NegVQA: Can Vision Language Models Understand Negation?¶
Conference: ACL 2025
Code: https://yuhui-zh15.github.io/NegVQA/
Area: Multimodal VLMs
Keywords: Negation understanding, VQA benchmark, Vision-language models, Scaling trends, Diagnostic evaluation
TL;DR¶
Proposes the NegVQA benchmark (7,379 binary-choice VQA questions) to systematically evaluate the negation understanding capabilities of 20 VLMs, revealing a sharp performance drop across all models (averaging 29.7%) and uncovering a "U-shaped" scaling trend.
Background & Motivation¶
- Negation is a fundamental linguistic phenomenon: A single "not" can completely reverse the meaning of a sentence, such as "Who wrote this book?" \(\rightarrow\) "Who did not write this book?"
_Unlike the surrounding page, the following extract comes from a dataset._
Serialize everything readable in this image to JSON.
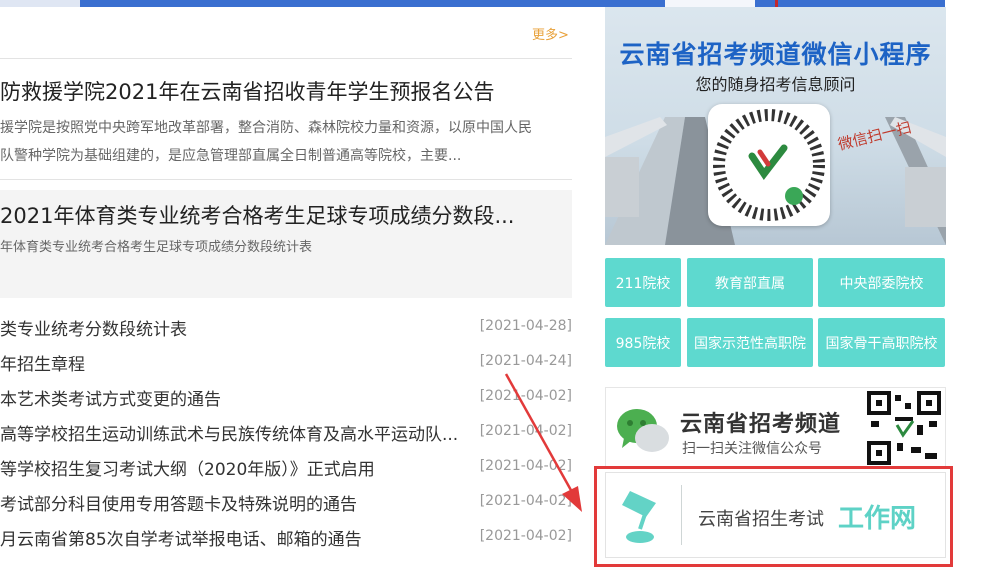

- VLMs are deployed in high-risk scenarios: In systems like robotics and embodied AI, the failure of a model to correctly understand negative instructions (e.g., "do not do X") can lead to dangerous actions contrary to user intent.
- Existing VQA datasets are almost exclusively affirmative: Current benchmarks do not systematically test negation understanding, lacking targeted diagnostic tools.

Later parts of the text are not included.